Using raw SQL in a migration is is perfectly possible. Instead of using the object relational mapper, you can execute SQL statements directly within the forward() and backward() methods within the migrations file. To do so you would first need to create an empty migration by running:

manage.py schemamigration catmaid [title] --empty

Edit the new file and pass your SQL statements as string arguments to the db.execute() method. For instance:

db.execute("DROP INDEX IF EXISTS treenode_parent_id_index")

If you actually add or delete tables or fields, make sure that the models dictionary is consistent with it (e.g. doesn’t state a model has the field you just deleted manually).

Merge branches with migrations into branches with newer migrations

Of course, it can happen that one works on a branch where new migrations are added while another branch (e.g. upstream’s master) got new migrations added, too. This might introduce problems when you want to merge one branch into the other.

For example, let’s say the most recent migration on master starts with 0007. You create a new topic branch based on this and you add a new migration with a name starting with 0008_add_column. After some time you want to merge this branch back into master, which meanwhile also got a new migration with a name stating with 0008_add_table.

If you just merge your branch, both migration files will be present next to each other. South loads migrations in ASCII sort order, so in principal both are at the correct position. This isn’t really a problem if those migrations don’t modify the same models. You can then simply run migrate with the --merge option to apply those out of order migrations.

Though, this works in most situations, it is not very pretty. As an alternative, you might want to consider the following: Re-create the migration(s) to have the correct ID, based on the upstream commits.

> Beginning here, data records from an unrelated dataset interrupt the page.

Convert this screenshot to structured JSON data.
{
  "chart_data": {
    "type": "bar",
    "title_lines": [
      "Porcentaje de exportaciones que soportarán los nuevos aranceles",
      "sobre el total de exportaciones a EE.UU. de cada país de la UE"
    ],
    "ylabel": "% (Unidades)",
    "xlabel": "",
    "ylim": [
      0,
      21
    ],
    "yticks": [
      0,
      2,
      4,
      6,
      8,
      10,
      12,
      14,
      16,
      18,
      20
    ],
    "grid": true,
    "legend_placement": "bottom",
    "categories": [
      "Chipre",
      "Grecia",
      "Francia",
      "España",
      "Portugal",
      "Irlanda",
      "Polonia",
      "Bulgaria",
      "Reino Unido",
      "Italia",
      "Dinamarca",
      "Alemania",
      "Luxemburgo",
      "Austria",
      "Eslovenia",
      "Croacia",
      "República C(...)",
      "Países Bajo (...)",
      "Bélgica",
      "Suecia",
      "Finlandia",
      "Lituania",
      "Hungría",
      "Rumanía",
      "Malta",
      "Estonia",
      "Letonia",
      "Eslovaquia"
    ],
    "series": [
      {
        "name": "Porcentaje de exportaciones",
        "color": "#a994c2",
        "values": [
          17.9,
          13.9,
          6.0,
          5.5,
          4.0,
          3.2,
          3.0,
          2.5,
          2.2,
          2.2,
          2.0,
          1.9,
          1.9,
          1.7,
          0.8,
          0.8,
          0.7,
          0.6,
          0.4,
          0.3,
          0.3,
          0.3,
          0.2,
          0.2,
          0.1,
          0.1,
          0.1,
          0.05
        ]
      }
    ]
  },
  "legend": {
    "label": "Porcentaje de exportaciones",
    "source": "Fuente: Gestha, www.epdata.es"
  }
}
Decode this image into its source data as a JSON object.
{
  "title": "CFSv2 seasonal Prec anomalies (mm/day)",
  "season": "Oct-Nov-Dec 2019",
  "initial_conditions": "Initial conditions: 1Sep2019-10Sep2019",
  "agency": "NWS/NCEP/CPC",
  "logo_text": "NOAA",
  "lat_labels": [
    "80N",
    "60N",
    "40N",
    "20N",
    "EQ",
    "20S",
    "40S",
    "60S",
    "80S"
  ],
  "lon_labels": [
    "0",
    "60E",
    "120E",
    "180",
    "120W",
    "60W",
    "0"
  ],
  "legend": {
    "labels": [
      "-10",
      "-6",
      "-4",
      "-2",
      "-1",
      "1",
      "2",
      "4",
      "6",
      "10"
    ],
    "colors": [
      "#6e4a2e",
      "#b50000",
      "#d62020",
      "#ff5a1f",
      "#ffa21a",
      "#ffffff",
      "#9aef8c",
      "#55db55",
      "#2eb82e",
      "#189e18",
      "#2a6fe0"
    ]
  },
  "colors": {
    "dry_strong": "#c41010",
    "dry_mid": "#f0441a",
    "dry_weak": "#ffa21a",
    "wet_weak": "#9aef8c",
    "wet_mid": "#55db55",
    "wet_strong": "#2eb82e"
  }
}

This however needs some manual work. So before merging a branch, check whether there are conflicting IDs and, if so, do the following in the topic branch (referring to the example above):

  1. Roll back the migrations to the last non-conflicting state, here 0007:

    manage.py migrate catmaid 0007
    
  2. Delete all conflicting migrations in the topic branch. If custom migration code has been added (like raw SQL), make sure to keep it around.

  3. Merge the branch with the newer migrations into your topic branch (e.g. upstream/master).

  4. Re-create your migrations (the new files will get correct IDs):

    manage.py schemamigration catmaid [title] --auto
    

    Note that this will create one migration containing all the database changes you made. Of course, you can also create migrations for single models if you want.

    If you have custom migration code, create new empty migrations and add your custom migration code to them:

    manage.py schemamigration catmaid [title] --empty
    
  5. Migrate your database to make sure everything works and if so, create a new commit to add the new migrations

  6. Merge the topic branch into the target branch

Also note that the South documentation has an own section on team workflows. You can find it here.

I just want to drop the database and start from scratch

If you’re really sure that you don’t need any of the data in your catmaid database, you can just drop the database and start again:

Drop the database:

sudo -u postgres dropdb catmaid

Run the commands generated by the createuser.sh script to make sure that the database, the database user, various functions and the plpgsql language are all created. The parameters to that script are the database name, the database user and the password for that database user:

scripts/createuser.sh catmaid catmaid_user p4ssw0rd | sudo -u postgres psql

(You may get errors saying that the user role has already been created, and that the functions already exist. You can safely ignore these.)

Now visit your CATMAID web page and the schema of the database will be updated. If you want to add back the example projects, you need to run the script scripts/database/insert-example-projects.py.